Monday, July 12, 2010


So, with the Carnival operating in the Kingston Plaza this week, I thought I'd post this article on the safety measures associated with carnival rides.

Attention: According to the Federal Government, more than 7,000 Americans go to the emergency room every year after getting injured on carnival rides.

Here's the issue: The Consumer Product Safety Commission regulates how the rides are manufactured, but there is no federal oversight over how they are set up and maintained.

That's left to the states, and some do a great, thorough job, but others do nothing.

CLICK HERE to see how and how often your state inspects carnival rides

Carnival rides are supposed to be a little bit scary, not a lot. But terrifying accidents happen every summer for three main reasons: equipment failure, inconsistent state regulations and old-fashioned human error.

Some states inspect carnival rides every time they are set up in a new location, others only inspect them once a year. And six states perform no inspections whatsoever, according to the Commission.

"The best thing for the amusement ride industry would be a uniform set of regulations that are applicable in all 50 states." Martin said.

Even if the equipment is in good shape, operator error is the next variable. At an Indiana festival in May, two girls were injured on a ride that included a plunging drop. Authorities said the operator accidentally released the safety catch on the cage the girls were in and it opened.

And then there is the third factor: the human element.

Virginia and other states have passed rider responsibility laws that require carnival guests to behave on rides. Martin said our responsibility begins long before that.

"You, yourself, before you get on that ride are the final inspector," he said. "If it looks bad, it probably is. If it sounds bad, it probably is."

The National Association of Amusement Ride Safety Officials said that the vast majority of accidents are caused by the riders themselves.

"Generally speaking, mobile rides are safe," a spokesperson said. "Eighty-five percent of the accidents are caused by unsafe acts on the part of the rider or patron. The majority of ride operators today are very safety conscious."

What You Can Do to Stay Safe

Because some of the responsibility falls on riders to stay safe, here are a few things you can do.

Go on a weekday.

Try to go to the carnival on a weekday instead of nights or weekends, when it's more crowded and chaotic and more likely for accidents to happen.

Wear appropriate clothing and shoes.

Don't wear any clothing that dangles or drags and wear sturdy shoes -- no flip-flops.

Seat belt should be snug, but not tight.

Adjust your seat belt so it's nice and snug but not tight.

Keep arms, legs, head inside compartment.

Follow instructions about keeping your arms, legs and head inside the compartment.

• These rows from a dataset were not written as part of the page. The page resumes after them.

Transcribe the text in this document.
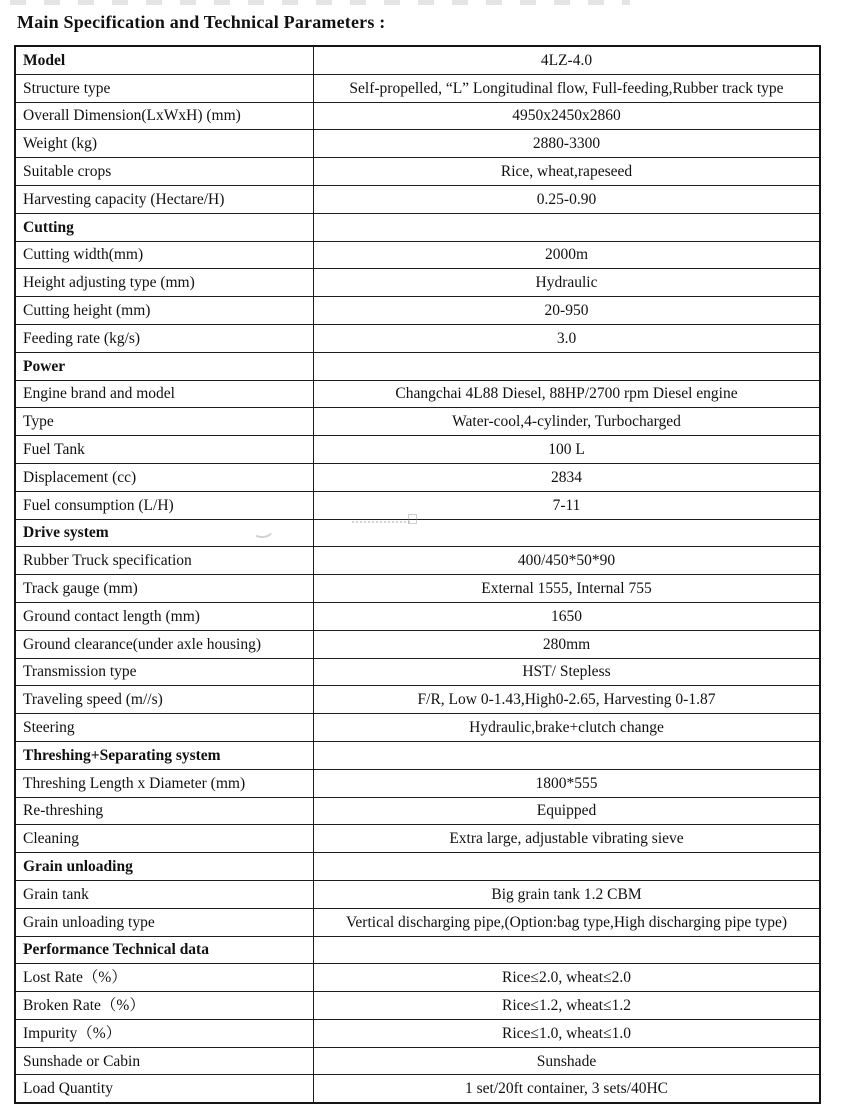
Main Specification and Technical Parameters :
Model	4LZ-4.0
Structure type	Self-propelled, “L” Longitudinal flow, Full-feeding,Rubber track type
Overall Dimension(LxWxH) (mm)	4950x2450x2860
Weight (kg)	2880-3300
Suitable crops	Rice, wheat,rapeseed
Harvesting capacity (Hectare/H)	0.25-0.90
Cutting	
Cutting width(mm)	2000m
Height adjusting type (mm)	Hydraulic
Cutting height (mm)	20-950
Feeding rate (kg/s)	3.0
Power	
Engine brand and model	Changchai 4L88 Diesel, 88HP/2700 rpm Diesel engine
Type	Water-cool,4-cylinder, Turbocharged
Fuel Tank	100 L
Displacement (cc)	2834
Fuel consumption (L/H)	7-11
Drive system	
Rubber Truck specification	400/450*50*90
Track gauge (mm)	External 1555, Internal 755
Ground contact length (mm)	1650
Ground clearance(under axle housing)	280mm
Transmission type	HST/ Stepless
Traveling speed (m//s)	F/R, Low 0-1.43,High0-2.65, Harvesting 0-1.87
Steering	Hydraulic,brake+clutch change
Threshing+Separating system	
Threshing Length x Diameter (mm)	1800*555
Re-threshing	Equipped
Cleaning	Extra large, adjustable vibrating sieve
Grain unloading	
Grain tank	Big grain tank 1.2 CBM
Grain unloading type	Vertical discharging pipe,(Option:bag type,High discharging pipe type)
Performance Technical data	
Lost Rate（%）	Rice≤2.0, wheat≤2.0
Broken Rate（%）	Rice≤1.2, wheat≤1.2
Impurity（%）	Rice≤1.0, wheat≤1.0
Sunshade or Cabin	Sunshade
Load Quantity	1 set/20ft container, 3 sets/40HC
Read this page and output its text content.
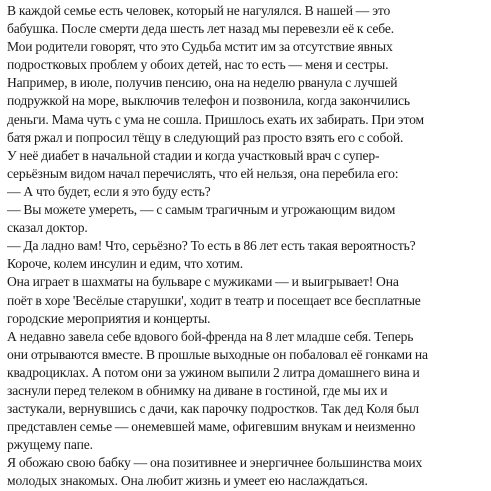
В каждой семье есть человек, который не нагулялся. В нашей — это
бабушка. После смерти деда шесть лет назад мы перевезли её к себе.
Мои родители говорят, что это Судьба мстит им за отсутствие явных
подростковых проблем у обоих детей, нас то есть — меня и сестры.
Например, в июле, получив пенсию, она на неделю рванула с лучшей
подружкой на море, выключив телефон и позвонила, когда закончились
деньги. Мама чуть с ума не сошла. Пришлось ехать их забирать. При этом
батя ржал и попросил тёщу в следующий раз просто взять его с собой.
У неё диабет в начальной стадии и когда участковый врач с супер-
серьёзным видом начал перечислять, что ей нельзя, она перебила его:
— А что будет, если я это буду есть?
— Вы можете умереть, — с самым трагичным и угрожающим видом
сказал доктор.
— Да ладно вам! Что, серьёзно? То есть в 86 лет есть такая вероятность?
Короче, колем инсулин и едим, что хотим.
Она играет в шахматы на бульваре с мужиками — и выигрывает! Она
поёт в хоре 'Весёлые старушки', ходит в театр и посещает все бесплатные
городские мероприятия и концерты.
А недавно завела себе вдового бой-френда на 8 лет младше себя. Теперь
они отрываются вместе. В прошлые выходные он побаловал её гонками на
квадроциклах. А потом они за ужином выпили 2 литра домашнего вина и
заснули перед телеком в обнимку на диване в гостиной, где мы их и
застукали, вернувшись с дачи, как парочку подростков. Так дед Коля был
представлен семье — онемевшей маме, офигевшим внукам и неизменно
ржущему папе.
Я обожаю свою бабку — она позитивнее и энергичнее большинства моих
молодых знакомых. Она любит жизнь и умеет ею наслаждаться.
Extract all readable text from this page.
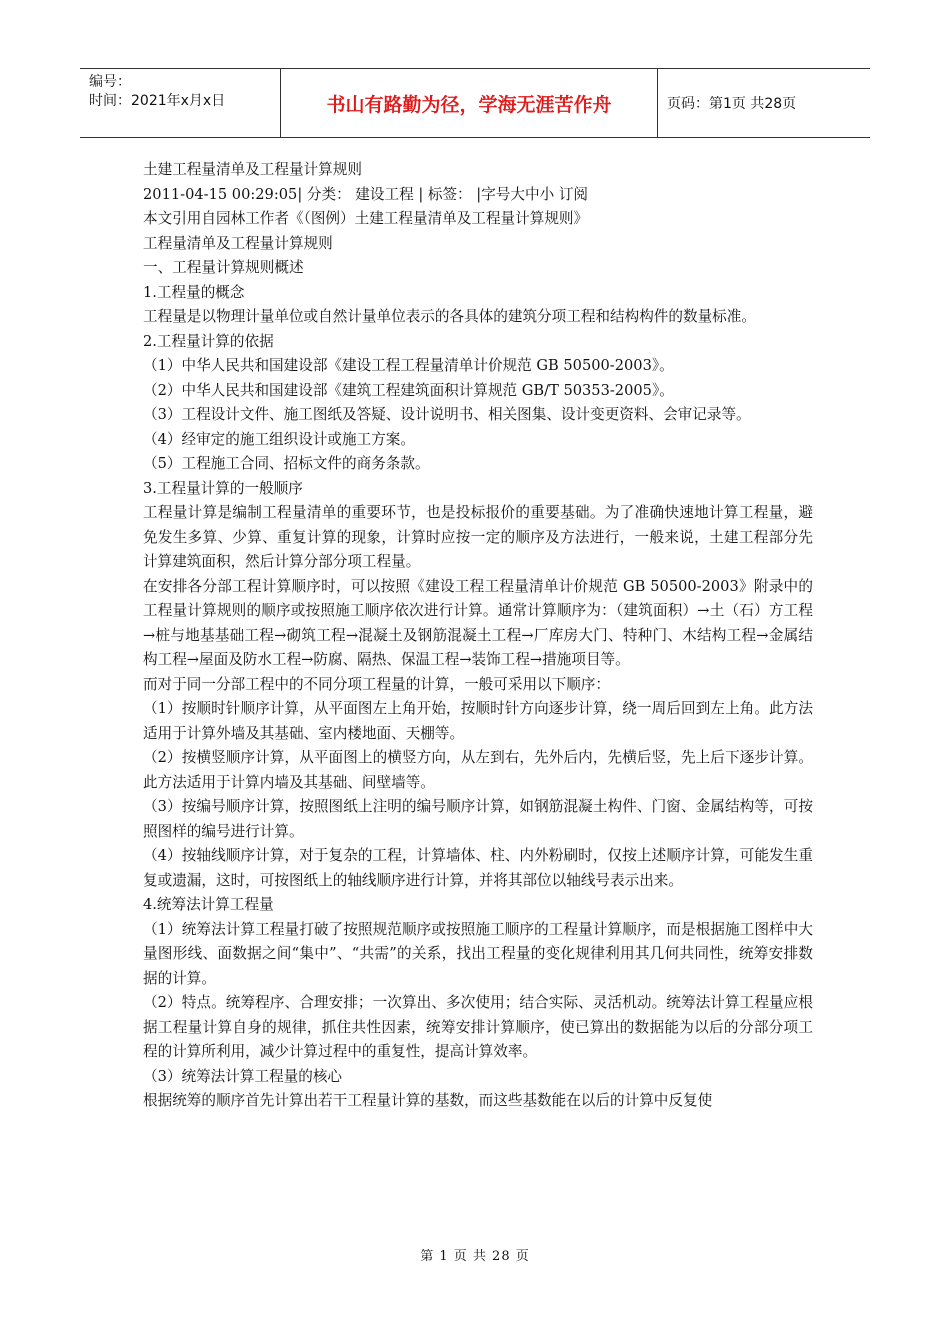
编号：
时间：2021年x月x日	书山有路勤为径，学海无涯苦作舟	页码：第1页 共28页

土建工程量清单及工程量计算规则

2011-04-15 00:29:05| 分类： 建设工程 | 标签： |字号大中小 订阅

本文引用自园林工作者《（图例）土建工程量清单及工程量计算规则》

工程量清单及工程量计算规则

一、工程量计算规则概述

1.工程量的概念

工程量是以物理计量单位或自然计量单位表示的各具体的建筑分项工程和结构构件的数量标准。

2.工程量计算的依据

（1）中华人民共和国建设部《建设工程工程量清单计价规范 GB 50500-2003》。

（2）中华人民共和国建设部《建筑工程建筑面积计算规范 GB/T 50353-2005》。

（3）工程设计文件、施工图纸及答疑、设计说明书、相关图集、设计变更资料、会审记录等。

（4）经审定的施工组织设计或施工方案。

（5）工程施工合同、招标文件的商务条款。

3.工程量计算的一般顺序

工程量计算是编制工程量清单的重要环节，也是投标报价的重要基础。为了准确快速地计算工程量，避免发生多算、少算、重复计算的现象，计算时应按一定的顺序及方法进行，一般来说，土建工程部分先计算建筑面积，然后计算分部分项工程量。

在安排各分部工程计算顺序时，可以按照《建设工程工程量清单计价规范 GB 50500-2003》附录中的工程量计算规则的顺序或按照施工顺序依次进行计算。通常计算顺序为：（建筑面积）→土（石）方工程→桩与地基基础工程→砌筑工程→混凝土及钢筋混凝土工程→厂库房大门、特种门、木结构工程→金属结构工程→屋面及防水工程→防腐、隔热、保温工程→装饰工程→措施项目等。

而对于同一分部工程中的不同分项工程量的计算，一般可采用以下顺序：

（1）按顺时针顺序计算，从平面图左上角开始，按顺时针方向逐步计算，绕一周后回到左上角。此方法适用于计算外墙及其基础、室内楼地面、天棚等。

（2）按横竖顺序计算，从平面图上的横竖方向，从左到右，先外后内，先横后竖，先上后下逐步计算。此方法适用于计算内墙及其基础、间壁墙等。

（3）按编号顺序计算，按照图纸上注明的编号顺序计算，如钢筋混凝土构件、门窗、金属结构等，可按照图样的编号进行计算。

（4）按轴线顺序计算，对于复杂的工程，计算墙体、柱、内外粉刷时，仅按上述顺序计算，可能发生重复或遗漏，这时，可按图纸上的轴线顺序进行计算，并将其部位以轴线号表示出来。

4.统筹法计算工程量

（1）统筹法计算工程量打破了按照规范顺序或按照施工顺序的工程量计算顺序，而是根据施工图样中大量图形线、面数据之间“集中”、“共需”的关系，找出工程量的变化规律利用其几何共同性，统筹安排数据的计算。

（2）特点。统筹程序、合理安排；一次算出、多次使用；结合实际、灵活机动。统筹法计算工程量应根据工程量计算自身的规律，抓住共性因素，统筹安排计算顺序，使已算出的数据能为以后的分部分项工程的计算所利用，减少计算过程中的重复性，提高计算效率。

（3）统筹法计算工程量的核心

根据统筹的顺序首先计算出若干工程量计算的基数，而这些基数能在以后的计算中反复使

第 1 页 共 28 页
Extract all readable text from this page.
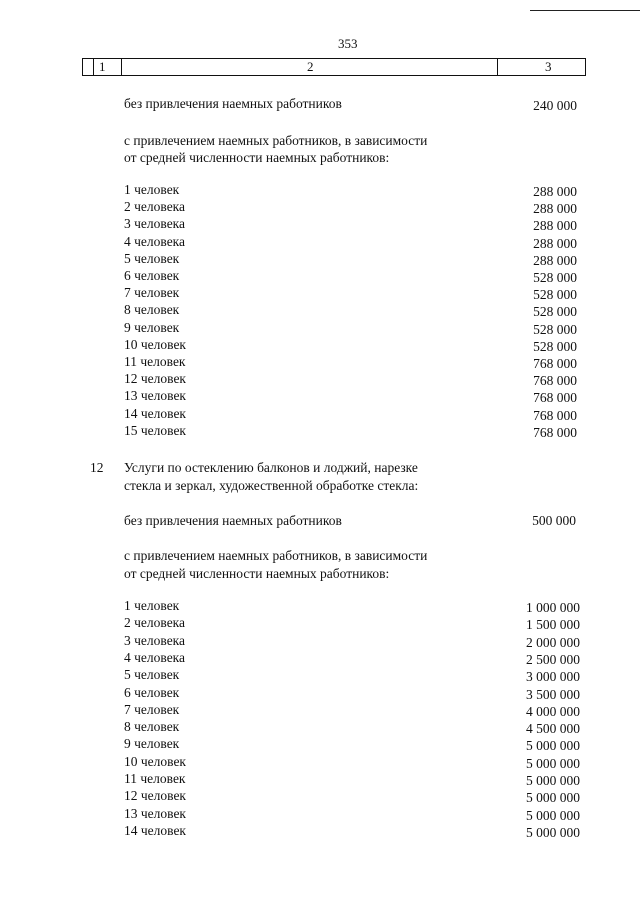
353
1	2	3
без привлечения наемных работников	240 000
с привлечением наемных работников, в зависимости
от средней численности наемных работников:
1 человек	288 000
2 человека	288 000
3 человека	288 000
4 человека	288 000
5 человек	288 000
6 человек	528 000
7 человек	528 000
8 человек	528 000
9 человек	528 000
10 человек	528 000
11 человек	768 000
12 человек	768 000
13 человек	768 000
14 человек	768 000
15 человек	768 000
12 Услуги по остеклению балконов и лоджий, нарезке
стекла и зеркал, художественной обработке стекла:
без привлечения наемных работников	500 000
с привлечением наемных работников, в зависимости
от средней численности наемных работников:
1 человек	1 000 000
2 человека	1 500 000
3 человека	2 000 000
4 человека	2 500 000
5 человек	3 000 000
6 человек	3 500 000
7 человек	4 000 000
8 человек	4 500 000
9 человек	5 000 000
10 человек	5 000 000
11 человек	5 000 000
12 человек	5 000 000
13 человек	5 000 000
14 человек	5 000 000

Make sure ride has ended before exiting.

Keep in mind that many accidents happen when the ride is over and you're trying to get off. Problem is, often the ride really hasn't ended and people start to get out and then get struck. Make sure the ride operator has told you it's time for you to get out.


Anonymous said...

What about the political "circus" safety rules for Kingston? Is it true Sottile is going to raise taxes another 14%?

debbie said...

When my niece was 3 years old she was injured on a traveling carnival ride in Ct. She was dragged around the ride when the safety bar flew open and her sweater got caught in the gears. The spectators yelled in horror and screamed but the operator ignored the loud cries. Only when my brother(her father) jumped a 6ft. fence in one bounding leap hit the switch did the operator respond. Turns out the operator was deaf and had vision problems!!. So not only do you have to check out the equipment but also check out the operators on the ride. Make sure they remain alert at all times when the ride is in motion. My niece has scars on her arm and legs from lacerations & abrasions she received during the dragging about 6 years ago.

Anonymous said...

Good and timely post Mike. I was also wondering about where a traveling carnival such as this stands in regard to City finances. Do they rent the property? Does the City receive a portion of the revenue that is brought in? Etc...

Anonymous said...

I believe that the carnival is located on private property - not public property - Kingston Plaza owns that ball field.

Anonymous said...

I sold industrial chemicals for 18 years & one of the best customers were the mechanics @ these Carnivals. Why ?
Cause we gave out GIFTS if they bought our chemicals- LUBRICANTS - de-greasers- electrical sprays, etc,
They did NOT care 1 iota about how good it lubed their equipment, or cleaned their electrical circuits -
They only cared about what Buck knife or Fishing rod they would receive in exchange for a big order !!!

BEWARE all Carnival rides, folks,,, DANGEROUSLY "MAINTAINED"!